Solokini.com, Boyolali – PT Jasamarga Jogja Solo (JMJ) memprediksi puncak arus mudik Natal dan Tahun Baru (Nataru) di Jalan Tol Jogja–Solo akan terjadi pada 21 Desember 2025. Sementara itu, puncak arus balik diperkirakan berlangsung pada 4 Januari 2026.
Prediksi tersebut disampaikan dalam Apel Terpadu Jasa Marga Siaga Operasional Libur Natal 2025 dan Tahun Baru 2026 yang digelar di Gerbang Tol Banyudono, Boyolali, Jawa Tengah, Jumat (19/12).
“Kalau diprediksi kami mencoba membandingkan terhadap tahun 2024 lalu. Pada saat itu yang kami antisipasi adalah yang di Prambanan. Karena secara umum pengguna jalan di ruas Jogja-Solo ini menuju ke Jogja. Sehingga penumpukan kendaraan lebih banyak di Gerbang Prambanan,” ujar Rudy.
Rudy menjelaskan, lonjakan arus lalu lintas pada Nataru tahun ini diperkirakan lebih tinggi dibandingkan tahun sebelumnya karena ruas Tol Jogja–Solo kini telah beroperasi penuh.
“Pada saat tahun lalu memang pembukaan masih sifatnya fungsional. Sementara saat ini kita sudah beroperasi penuh. Sehingga peningkatannya kalau dibandingkan tahun lalu meningkat sekitar 30 persen. Tapi kalau terhadap normal sekitar 20 persen,” imbuhnya.
Pada puncak arus mudik, volume kendaraan diperkirakan mencapai sekitar 25.000 kendaraan per hari. Jumlah tersebut meningkat dibandingkan kondisi normal yang berkisar 14.000 hingga 15.000 kendaraan per hari.
Meski arus kendaraan diprediksi meningkat, JMJ memastikan kondisi ruas Tol Jogja–Solo, khususnya Segmen Kartasura–Prambanan sepanjang 30,15 kilometer, secara umum aman dilalui. Namun, pengguna jalan tetap diminta waspada terhadap potensi cuaca ekstrem hingga awal Januari 2026.
“Secara umum Insya Allah jalan tol kita aman dilalui. Mungkin yang harus kita waspadai karena cuaca saat ini ya. Di Indonesia berdasarkan data dari BMKG, sampai awal Januari 2026 ada potensi cuaca ekstrim. Mohon pengguna jalan tetap berhati-hati memperhatikan kondisi kendaraannya, memperhatikan cuaca, juga memperhatikan kondisi kesehatannya pada saat berkendara di ruas kami,” katanya.
Untuk menghadapi puncak arus Nataru dan potensi cuaca ekstrem, JMJ menyiagakan seluruh armada layanan operasional, mulai dari patroli jalan raya, ambulans, kendaraan derek, hingga alat berat. Kesiapsiagaan juga diperkuat dengan dukungan personel kontraktor di segmen yang masih dalam tahap konstruksi.
“Antisipasi cuaca ekstrim, kalau tim kami emang menyiapkan, karena kebetulan kami juga, ini segmen yang masih sebagian beroperasi sebagian konstruksi. Jadi ada armada kami untuk layanan operasi semua siap.
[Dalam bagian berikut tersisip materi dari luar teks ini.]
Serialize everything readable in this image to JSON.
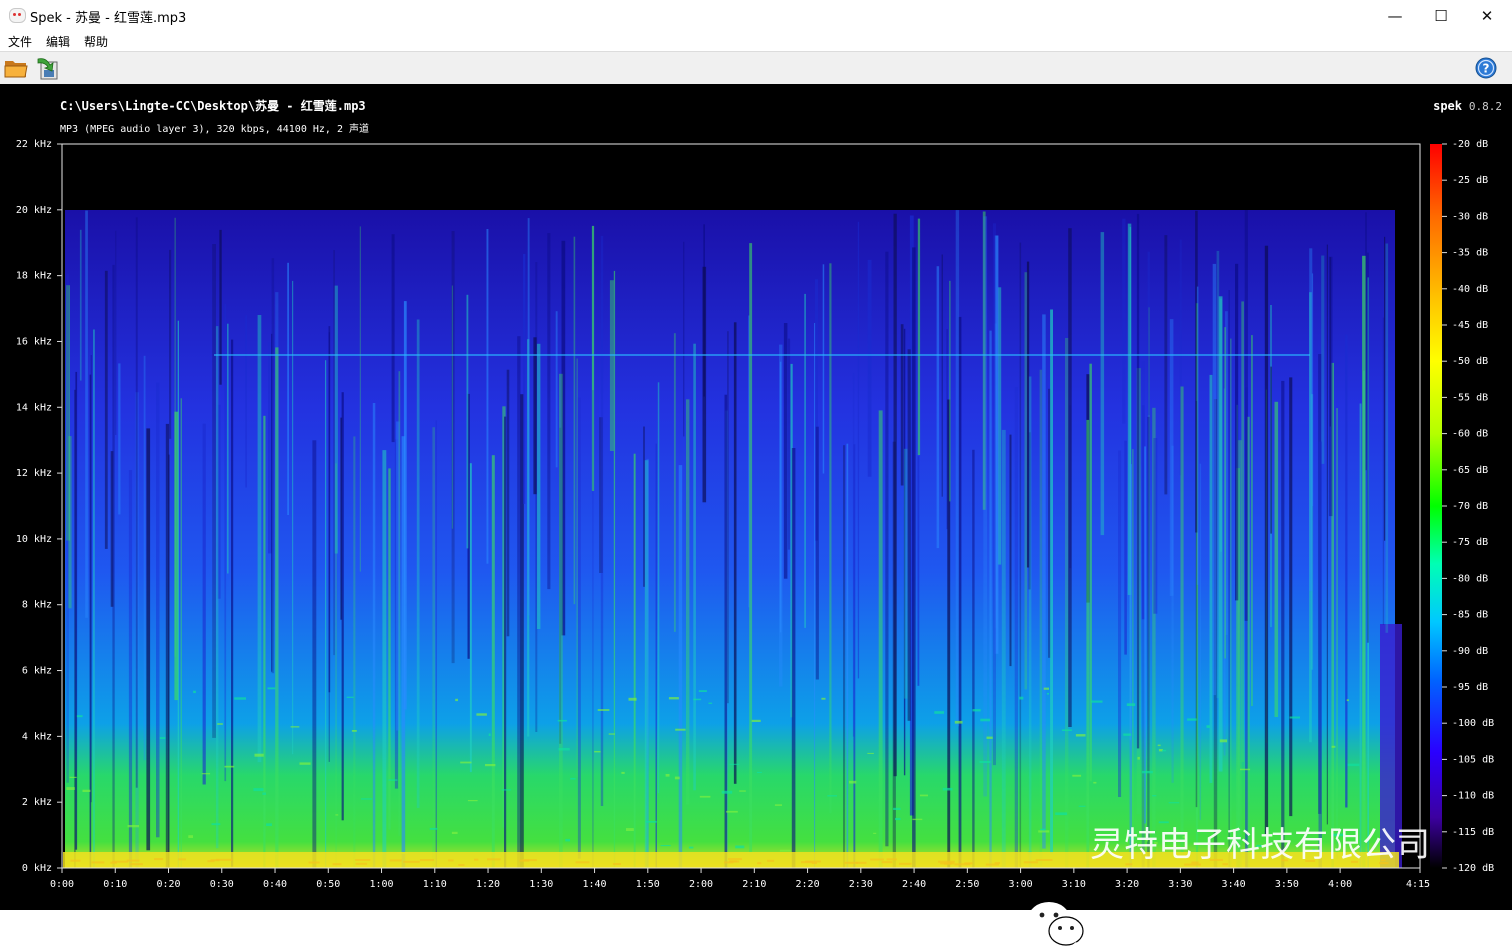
{
  "window": {
    "title": "Spek - 苏曼 - 红雪莲.mp3",
    "minimize": "—",
    "maximize": "☐",
    "close": "✕"
  },
  "menu": [
    "文件",
    "编辑",
    "帮助"
  ],
  "toolbar": {
    "open_icon": "folder-open-icon",
    "save_icon": "save-export-icon",
    "help_icon": "help-icon",
    "help_glyph": "?"
  },
  "header": {
    "file_path": "C:\\Users\\Lingte-CC\\Desktop\\苏曼 - 红雪莲.mp3",
    "file_info": "MP3 (MPEG audio layer 3), 320 kbps, 44100 Hz, 2 声道",
    "brand": "spek",
    "version": "0.8.2"
  },
  "spectrogram": {
    "y_labels": [
      "0 kHz",
      "2 kHz",
      "4 kHz",
      "6 kHz",
      "8 kHz",
      "10 kHz",
      "12 kHz",
      "14 kHz",
      "16 kHz",
      "18 kHz",
      "20 kHz",
      "22 kHz"
    ],
    "x_labels": [
      "0:00",
      "0:10",
      "0:20",
      "0:30",
      "0:40",
      "0:50",
      "1:00",
      "1:10",
      "1:20",
      "1:30",
      "1:40",
      "1:50",
      "2:00",
      "2:10",
      "2:20",
      "2:30",
      "2:40",
      "2:50",
      "3:00",
      "3:10",
      "3:20",
      "3:30",
      "3:40",
      "3:50",
      "4:00"
    ],
    "x_end_label": "4:15",
    "db_labels": [
      "-20 dB",
      "-25 dB",
      "-30 dB",
      "-35 dB",
      "-40 dB",
      "-45 dB",
      "-50 dB",
      "-55 dB",
      "-60 dB",
      "-65 dB",
      "-70 dB",
      "-75 dB",
      "-80 dB",
      "-85 dB",
      "-90 dB",
      "-95 dB",
      "-100 dB",
      "-105 dB",
      "-110 dB",
      "-115 dB",
      "-120 dB"
    ],
    "colors": [
      "#ff0000",
      "#ff6a00",
      "#ffc800",
      "#ffff00",
      "#b4ff00",
      "#00ff00",
      "#00ffb4",
      "#00c8ff",
      "#0064ff",
      "#2a00ff",
      "#3c00a0",
      "#000000"
    ]
  },
  "watermark": {
    "icon": "wechat-icon",
    "text": "灵特电子科技有限公司"
  }
}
Mulai dari PJR, ambulans, rescue, kendaraan derek dan alat berat,” ujar dia.
“Selain itu untuk antisipasi cuaca ekstrim kami juga masih punya tim dari penyedia jasa kontraktor yang saat ini masih konstruksi untuk penyelesaian segmen Prambanan ke Purwomartani. Itu semua bisa kita manfaatkan untuk kesiagaan kita menghadapi cuaca ekstrim,” tambahnya..
Selama libur Nataru, PT JMJ mengoperasikan penuh ruas Tol Kartasura–Prambanan tanpa membuka jalur fungsional tambahan. Namun, layanan pendukung di rest area KM 19 ditingkatkan.
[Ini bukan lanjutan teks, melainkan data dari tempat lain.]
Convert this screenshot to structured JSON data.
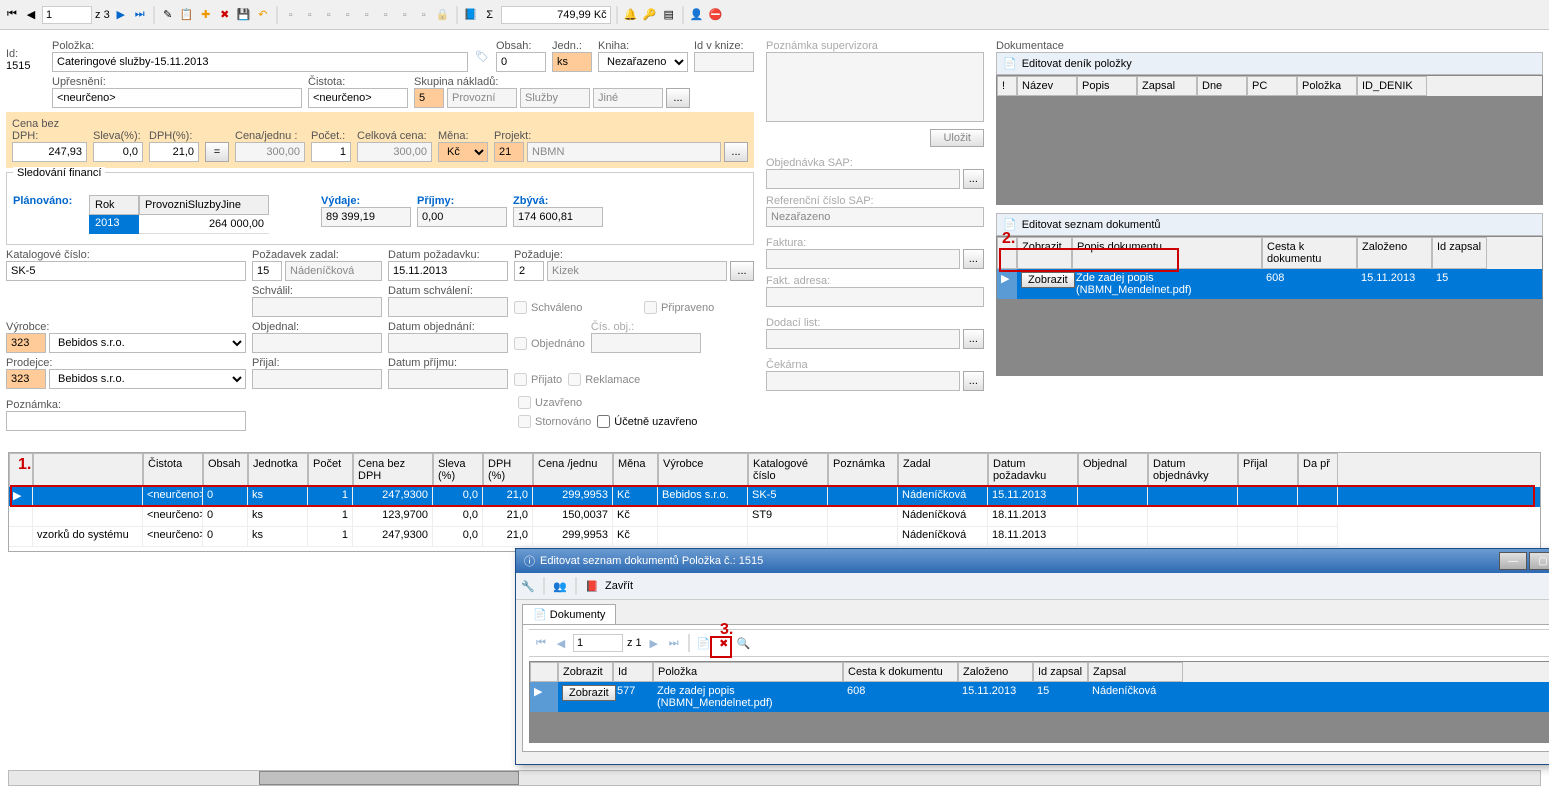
{
  "toolbar": {
    "page_current": "1",
    "page_total_prefix": "z ",
    "page_total": "3",
    "amount": "749,99 Kč"
  },
  "form": {
    "id_label": "Id:",
    "id_value": "1515",
    "polozka_label": "Položka:",
    "polozka_value": "Cateringové služby-15.11.2013",
    "obsah_label": "Obsah:",
    "obsah_value": "0",
    "jedn_label": "Jedn.:",
    "jedn_value": "ks",
    "kniha_label": "Kniha:",
    "kniha_value": "Nezařazeno",
    "idvknize_label": "Id v knize:",
    "idvknize_value": "",
    "upresneni_label": "Upřesnění:",
    "upresneni_value": "<neurčeno>",
    "cistota_label": "Čistota:",
    "cistota_value": "<neurčeno>",
    "skupina_label": "Skupina nákladů:",
    "skupina_code": "5",
    "skupina_a": "Provozní",
    "skupina_b": "Služby",
    "skupina_c": "Jiné"
  },
  "calc": {
    "cena_bez_label": "Cena bez DPH:",
    "cena_bez": "247,93",
    "sleva_label": "Sleva(%):",
    "sleva": "0,0",
    "dph_label": "DPH(%):",
    "dph": "21,0",
    "cena_jednu_label": "Cena/jednu :",
    "cena_jednu": "300,00",
    "pocet_label": "Počet.:",
    "pocet": "1",
    "celkova_label": "Celková cena:",
    "celkova": "300,00",
    "mena_label": "Měna:",
    "mena": "Kč",
    "projekt_label": "Projekt:",
    "projekt_code": "21",
    "projekt_name": "NBMN"
  },
  "fin": {
    "title": "Sledování financí",
    "planovano": "Plánováno:",
    "rok_h": "Rok",
    "zdroj_h": "ProvozniSluzbyJine",
    "rok": "2013",
    "castka": "264 000,00",
    "vydaje_label": "Výdaje:",
    "vydaje": "89 399,19",
    "prijmy_label": "Příjmy:",
    "prijmy": "0,00",
    "zbyva_label": "Zbývá:",
    "zbyva": "174 600,81"
  },
  "req": {
    "katalog_label": "Katalogové číslo:",
    "katalog": "SK-5",
    "pozadavek_zadal_label": "Požadavek zadal:",
    "pozadavek_zadal_id": "15",
    "pozadavek_zadal_name": "Nádeníčková",
    "schvalil_label": "Schválil:",
    "datum_pozadavku_label": "Datum požadavku:",
    "datum_pozadavku": "15.11.2013",
    "datum_schvaleni_label": "Datum schválení:",
    "pozaduje_label": "Požaduje:",
    "pozaduje_id": "2",
    "pozaduje_name": "Kizek",
    "vyrobce_label": "Výrobce:",
    "vyrobce_id": "323",
    "vyrobce_name": "Bebidos s.r.o.",
    "prodejce_label": "Prodejce:",
    "prodejce_id": "323",
    "prodejce_name": "Bebidos s.r.o.",
    "objednal_label": "Objednal:",
    "prijal_label": "Přijal:",
    "datum_objednani_label": "Datum objednání:",
    "datum_prijmu_label": "Datum příjmu:",
    "cis_obj_label": "Čís. obj.:",
    "poznamka_label": "Poznámka:"
  },
  "checks": {
    "schvaleno": "Schváleno",
    "objednano": "Objednáno",
    "prijato": "Přijato",
    "uzavreno": "Uzavřeno",
    "stornoano": "Stornováno",
    "pripraveno": "Připraveno",
    "reklamace": "Reklamace",
    "ucetne": "Účetně uzavřeno"
  },
  "side": {
    "supervisor_label": "Poznámka supervizora",
    "ulozit": "Uložit",
    "sap_label": "Objednávka SAP:",
    "ref_sap_label": "Referenční číslo SAP:",
    "ref_sap_value": "Nezařazeno",
    "faktura_label": "Faktura:",
    "fakt_adresa_label": "Fakt. adresa:",
    "dodaci_label": "Dodací list:",
    "cekarna_label": "Čekárna"
  },
  "docs": {
    "section": "Dokumentace",
    "edit_denik": "Editovat deník položky",
    "denik_cols": [
      "!",
      "Název",
      "Popis",
      "Zapsal",
      "Dne",
      "PC",
      "Položka",
      "ID_DENIK"
    ],
    "edit_seznam": "Editovat seznam dokumentů",
    "cols": {
      "zobrazit": "Zobrazit",
      "popis": "Popis dokumentu",
      "cesta": "Cesta k dokumentu",
      "zalozeno": "Založeno",
      "idzapsal": "Id zapsal"
    },
    "row": {
      "zobrazit": "Zobrazit",
      "popis": "Zde zadej popis (NBMN_Mendelnet.pdf)",
      "cesta": "608",
      "zalozeno": "15.11.2013",
      "idzapsal": "15"
    }
  },
  "list": {
    "cols": [
      "",
      "",
      "Čistota",
      "Obsah",
      "Jednotka",
      "Počet",
      "Cena bez DPH",
      "Sleva (%)",
      "DPH (%)",
      "Cena /jednu",
      "Měna",
      "Výrobce",
      "Katalogové číslo",
      "Poznámka",
      "Zadal",
      "Datum požadavku",
      "Objednal",
      "Datum objednávky",
      "Přijal",
      "Da př"
    ],
    "rows": [
      {
        "sel": true,
        "cells": [
          "▶",
          "",
          "<neurčeno>",
          "0",
          "ks",
          "1",
          "247,9300",
          "0,0",
          "21,0",
          "299,9953",
          "Kč",
          "Bebidos s.r.o.",
          "SK-5",
          "",
          "Nádeníčková",
          "15.11.2013",
          "",
          "",
          "",
          ""
        ]
      },
      {
        "sel": false,
        "cells": [
          "",
          "",
          "<neurčeno>",
          "0",
          "ks",
          "1",
          "123,9700",
          "0,0",
          "21,0",
          "150,0037",
          "Kč",
          "",
          "ST9",
          "",
          "Nádeníčková",
          "18.11.2013",
          "",
          "",
          "",
          ""
        ]
      },
      {
        "sel": false,
        "cells": [
          "",
          "vzorků do systému",
          "<neurčeno>",
          "0",
          "ks",
          "1",
          "247,9300",
          "0,0",
          "21,0",
          "299,9953",
          "Kč",
          "",
          "",
          "",
          "Nádeníčková",
          "18.11.2013",
          "",
          "",
          "",
          ""
        ]
      }
    ]
  },
  "annot": {
    "one": "1.",
    "two": "2.",
    "three": "3."
  },
  "dialog": {
    "title": "Editovat seznam dokumentů Položka č.: 1515",
    "zavrit": "Zavřít",
    "tab": "Dokumenty",
    "page": "1",
    "total": "z 1",
    "cols": {
      "zobrazit": "Zobrazit",
      "id": "Id",
      "polozka": "Položka",
      "cesta": "Cesta k dokumentu",
      "zalozeno": "Založeno",
      "idzapsal": "Id zapsal",
      "zapsal": "Zapsal"
    },
    "row": {
      "zobrazit": "Zobrazit",
      "id": "577",
      "polozka": "Zde zadej popis (NBMN_Mendelnet.pdf)",
      "cesta": "608",
      "zalozeno": "15.11.2013",
      "idzapsal": "15",
      "zapsal": "Nádeníčková"
    }
  }
}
“Tidak ada segmen yang kami buka secara fungsional. Kami memberikan tambahan layanan fungsional itu untuk rest area di KM 19. Pelayanan lebih ditingkatkan dibanding saat Lebaran. Kami menambahkan layanan SPKLU, jadi untuk charging mobil listrik, ada juga SPBU modular dan minimarket mobile,” ucapnya.